Macronutrients Versus Micronutrients
Essential nutrients are separated into two categories: macronutrients and micronutrients. Macronutrients are water, carbohydrates, proteins, and fats, while micronutrients include vitamins and minerals. Micronutrients are needed by the body only in tiny doses, while people require macronutrients in much higher amounts.
Carbs, Protein, and Fat
Protein is a macronutrient that is needed to support every cell in the human body. Without protein, the body would not have the building materials necessary for bones, muscles, hair, and skin to grow healthily. The formation of antibodies and enzymes is also dependent on adequate amounts of quality protein consumption regularly. Poultry, fish, red meat, eggs, soy and nuts are all good sources of protein.
There are good fats and bad fats, also known as saturated and unsaturated. Your body needs unsaturated fats the most, and you can get them from sources like salmon, tuna, nuts and some vegetable oils. Unsaturated fats don’t solidify at room temperature, which means that unsaturated fats won’t clog your veins and arteries the way saturated fats do.
Carbohydrates are needed for energy, immune system support, brain function, and more. Avoid simple carbs like white bread and french fries, however. Instead, stick to superior sources like brown rice, quinoa, vegetables, fruits and oatmeal.
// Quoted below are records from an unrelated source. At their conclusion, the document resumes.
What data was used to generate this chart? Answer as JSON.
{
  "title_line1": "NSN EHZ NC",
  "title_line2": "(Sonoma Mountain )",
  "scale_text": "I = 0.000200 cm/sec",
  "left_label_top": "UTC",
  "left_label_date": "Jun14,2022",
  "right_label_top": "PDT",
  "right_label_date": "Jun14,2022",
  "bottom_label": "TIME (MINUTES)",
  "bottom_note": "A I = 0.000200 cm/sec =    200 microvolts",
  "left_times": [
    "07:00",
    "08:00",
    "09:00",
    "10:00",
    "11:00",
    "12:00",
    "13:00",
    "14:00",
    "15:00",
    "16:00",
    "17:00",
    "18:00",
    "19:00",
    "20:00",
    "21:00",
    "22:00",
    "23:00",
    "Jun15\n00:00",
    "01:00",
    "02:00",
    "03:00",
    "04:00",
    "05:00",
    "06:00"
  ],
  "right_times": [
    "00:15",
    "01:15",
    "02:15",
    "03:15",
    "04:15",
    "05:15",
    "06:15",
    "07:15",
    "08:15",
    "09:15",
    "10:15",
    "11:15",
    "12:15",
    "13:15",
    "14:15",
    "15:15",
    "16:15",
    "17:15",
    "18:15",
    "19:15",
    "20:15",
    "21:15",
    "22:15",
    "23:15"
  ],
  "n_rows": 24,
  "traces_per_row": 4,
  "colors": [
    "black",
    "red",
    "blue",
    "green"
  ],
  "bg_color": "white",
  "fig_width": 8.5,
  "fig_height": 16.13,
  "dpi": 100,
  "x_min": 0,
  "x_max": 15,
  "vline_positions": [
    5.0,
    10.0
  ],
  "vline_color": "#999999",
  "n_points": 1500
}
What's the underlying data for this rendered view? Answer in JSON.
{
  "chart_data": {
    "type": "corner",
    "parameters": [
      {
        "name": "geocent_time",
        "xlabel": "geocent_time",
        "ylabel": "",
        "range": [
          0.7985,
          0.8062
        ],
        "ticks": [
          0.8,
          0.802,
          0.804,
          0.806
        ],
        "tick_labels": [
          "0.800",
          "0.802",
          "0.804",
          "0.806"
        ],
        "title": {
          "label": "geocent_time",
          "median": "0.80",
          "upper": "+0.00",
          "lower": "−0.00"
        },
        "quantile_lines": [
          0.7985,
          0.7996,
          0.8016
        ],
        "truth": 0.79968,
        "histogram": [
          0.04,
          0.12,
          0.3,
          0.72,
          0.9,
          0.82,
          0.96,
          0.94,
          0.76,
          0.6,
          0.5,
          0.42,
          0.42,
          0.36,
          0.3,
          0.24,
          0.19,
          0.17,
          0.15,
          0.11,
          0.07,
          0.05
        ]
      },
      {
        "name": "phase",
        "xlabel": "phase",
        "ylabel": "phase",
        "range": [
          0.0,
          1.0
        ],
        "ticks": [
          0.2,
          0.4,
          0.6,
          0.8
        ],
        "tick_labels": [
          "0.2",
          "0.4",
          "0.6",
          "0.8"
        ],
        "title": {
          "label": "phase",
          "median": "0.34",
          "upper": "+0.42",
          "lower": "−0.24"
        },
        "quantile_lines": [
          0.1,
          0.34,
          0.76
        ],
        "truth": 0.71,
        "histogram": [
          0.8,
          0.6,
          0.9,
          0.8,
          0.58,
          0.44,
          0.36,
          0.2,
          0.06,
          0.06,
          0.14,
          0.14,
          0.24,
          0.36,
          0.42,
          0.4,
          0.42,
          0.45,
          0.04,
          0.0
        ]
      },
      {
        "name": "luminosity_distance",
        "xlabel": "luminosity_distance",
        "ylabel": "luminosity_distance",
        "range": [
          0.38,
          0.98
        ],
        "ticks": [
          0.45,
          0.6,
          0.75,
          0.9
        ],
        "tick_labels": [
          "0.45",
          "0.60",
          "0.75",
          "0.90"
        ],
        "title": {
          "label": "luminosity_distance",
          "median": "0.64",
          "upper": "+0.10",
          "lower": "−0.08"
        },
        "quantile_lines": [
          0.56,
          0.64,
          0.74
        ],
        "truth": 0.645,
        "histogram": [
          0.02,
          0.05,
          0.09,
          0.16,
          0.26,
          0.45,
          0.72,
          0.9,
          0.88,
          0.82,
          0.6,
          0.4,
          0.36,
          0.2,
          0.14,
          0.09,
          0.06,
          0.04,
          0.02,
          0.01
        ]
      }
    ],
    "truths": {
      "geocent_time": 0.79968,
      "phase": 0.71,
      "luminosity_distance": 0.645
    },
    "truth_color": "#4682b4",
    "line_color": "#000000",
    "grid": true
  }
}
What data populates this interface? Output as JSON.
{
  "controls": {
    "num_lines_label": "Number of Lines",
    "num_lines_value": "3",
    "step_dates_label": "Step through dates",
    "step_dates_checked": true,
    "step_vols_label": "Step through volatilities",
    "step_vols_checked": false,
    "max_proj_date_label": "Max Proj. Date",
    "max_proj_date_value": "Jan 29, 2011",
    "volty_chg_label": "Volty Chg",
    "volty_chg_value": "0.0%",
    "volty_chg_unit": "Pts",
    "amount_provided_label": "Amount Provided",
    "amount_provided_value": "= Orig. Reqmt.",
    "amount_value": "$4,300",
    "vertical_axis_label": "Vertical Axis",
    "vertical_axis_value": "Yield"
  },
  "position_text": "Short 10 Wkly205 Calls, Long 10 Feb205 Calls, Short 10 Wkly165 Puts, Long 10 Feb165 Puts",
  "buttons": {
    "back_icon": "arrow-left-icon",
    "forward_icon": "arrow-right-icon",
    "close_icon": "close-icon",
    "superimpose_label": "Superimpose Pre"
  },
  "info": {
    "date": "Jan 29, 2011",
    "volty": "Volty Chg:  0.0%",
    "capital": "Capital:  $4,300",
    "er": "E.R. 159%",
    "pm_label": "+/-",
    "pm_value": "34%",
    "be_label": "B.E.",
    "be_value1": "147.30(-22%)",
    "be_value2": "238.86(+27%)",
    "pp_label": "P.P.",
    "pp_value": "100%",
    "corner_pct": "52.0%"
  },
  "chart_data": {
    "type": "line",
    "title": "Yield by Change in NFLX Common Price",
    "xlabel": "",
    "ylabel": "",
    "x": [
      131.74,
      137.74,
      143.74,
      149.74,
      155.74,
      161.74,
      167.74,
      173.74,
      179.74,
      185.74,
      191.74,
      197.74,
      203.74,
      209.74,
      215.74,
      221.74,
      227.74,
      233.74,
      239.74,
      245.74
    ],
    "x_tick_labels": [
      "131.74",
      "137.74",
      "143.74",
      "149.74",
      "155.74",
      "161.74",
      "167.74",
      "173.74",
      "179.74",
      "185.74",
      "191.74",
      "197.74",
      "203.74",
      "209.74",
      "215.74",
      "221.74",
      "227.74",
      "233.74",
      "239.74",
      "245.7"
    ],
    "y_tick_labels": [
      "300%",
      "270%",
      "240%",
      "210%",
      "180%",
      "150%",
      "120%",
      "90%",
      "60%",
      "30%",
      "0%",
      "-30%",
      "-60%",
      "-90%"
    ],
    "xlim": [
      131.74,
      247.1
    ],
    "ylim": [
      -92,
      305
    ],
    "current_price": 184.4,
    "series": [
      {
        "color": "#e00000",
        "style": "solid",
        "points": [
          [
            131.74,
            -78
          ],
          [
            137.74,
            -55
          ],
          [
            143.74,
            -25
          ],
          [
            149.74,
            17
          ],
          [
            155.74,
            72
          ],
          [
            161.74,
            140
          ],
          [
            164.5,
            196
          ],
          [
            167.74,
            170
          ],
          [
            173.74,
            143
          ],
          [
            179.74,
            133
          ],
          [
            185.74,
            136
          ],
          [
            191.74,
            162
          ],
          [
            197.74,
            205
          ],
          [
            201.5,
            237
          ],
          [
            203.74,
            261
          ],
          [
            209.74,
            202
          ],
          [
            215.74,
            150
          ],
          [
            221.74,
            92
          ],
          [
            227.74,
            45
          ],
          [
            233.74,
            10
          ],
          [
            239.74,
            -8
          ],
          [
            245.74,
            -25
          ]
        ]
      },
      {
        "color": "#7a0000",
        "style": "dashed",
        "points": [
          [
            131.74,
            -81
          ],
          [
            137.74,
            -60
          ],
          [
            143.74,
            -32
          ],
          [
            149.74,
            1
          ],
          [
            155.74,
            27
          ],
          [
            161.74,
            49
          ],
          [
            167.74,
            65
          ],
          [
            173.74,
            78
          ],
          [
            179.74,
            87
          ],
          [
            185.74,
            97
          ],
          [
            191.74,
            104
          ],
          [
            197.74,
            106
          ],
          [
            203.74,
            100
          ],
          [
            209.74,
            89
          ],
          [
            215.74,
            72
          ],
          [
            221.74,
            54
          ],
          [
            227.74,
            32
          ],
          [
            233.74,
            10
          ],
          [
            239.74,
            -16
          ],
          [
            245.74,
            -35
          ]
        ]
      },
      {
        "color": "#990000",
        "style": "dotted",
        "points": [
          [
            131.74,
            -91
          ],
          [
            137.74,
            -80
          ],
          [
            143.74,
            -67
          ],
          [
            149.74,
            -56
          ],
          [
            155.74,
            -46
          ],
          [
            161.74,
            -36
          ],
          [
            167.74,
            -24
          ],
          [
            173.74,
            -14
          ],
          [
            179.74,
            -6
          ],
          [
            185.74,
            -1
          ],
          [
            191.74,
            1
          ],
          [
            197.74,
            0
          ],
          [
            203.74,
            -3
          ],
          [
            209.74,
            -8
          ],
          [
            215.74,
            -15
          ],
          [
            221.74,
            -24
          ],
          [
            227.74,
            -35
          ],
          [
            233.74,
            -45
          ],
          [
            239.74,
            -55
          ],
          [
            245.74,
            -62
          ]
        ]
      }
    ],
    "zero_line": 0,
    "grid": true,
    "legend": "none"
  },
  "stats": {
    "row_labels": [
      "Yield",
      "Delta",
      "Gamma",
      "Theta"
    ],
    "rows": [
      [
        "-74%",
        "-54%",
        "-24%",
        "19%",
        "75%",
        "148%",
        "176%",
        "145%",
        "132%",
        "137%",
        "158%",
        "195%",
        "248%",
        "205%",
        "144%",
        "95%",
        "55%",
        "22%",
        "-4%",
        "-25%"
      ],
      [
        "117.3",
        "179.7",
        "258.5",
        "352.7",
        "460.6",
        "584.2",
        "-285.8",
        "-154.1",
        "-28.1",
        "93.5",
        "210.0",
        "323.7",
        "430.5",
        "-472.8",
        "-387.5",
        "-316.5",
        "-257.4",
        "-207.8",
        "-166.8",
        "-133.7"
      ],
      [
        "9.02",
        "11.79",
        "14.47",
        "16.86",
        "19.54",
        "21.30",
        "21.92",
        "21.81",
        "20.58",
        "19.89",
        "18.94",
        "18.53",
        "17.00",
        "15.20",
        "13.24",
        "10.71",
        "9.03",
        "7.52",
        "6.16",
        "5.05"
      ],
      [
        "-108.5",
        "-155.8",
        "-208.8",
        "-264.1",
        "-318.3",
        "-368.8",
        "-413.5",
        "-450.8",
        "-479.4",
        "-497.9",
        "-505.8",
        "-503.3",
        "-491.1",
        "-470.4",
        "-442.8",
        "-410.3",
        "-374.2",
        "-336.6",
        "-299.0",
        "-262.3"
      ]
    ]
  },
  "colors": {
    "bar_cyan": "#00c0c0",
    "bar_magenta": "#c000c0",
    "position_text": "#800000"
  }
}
Vitamins, Minerals and Water
Vitamins like C, K and E are micronutrients that help support the immune system, digestion, metabolism, and functioning of the brain and nervous system, among other functions. You will need both trace minerals and major minerals to stay healthy. Trace minerals include iron, zinc, and manganese. Major minerals include magnesium, calcium, and potassium. Red meat, vegetables, seafood, leafy greens, and legumes are excellent sources of minerals. Finally, remember to drink about eight glasses of purified water every day.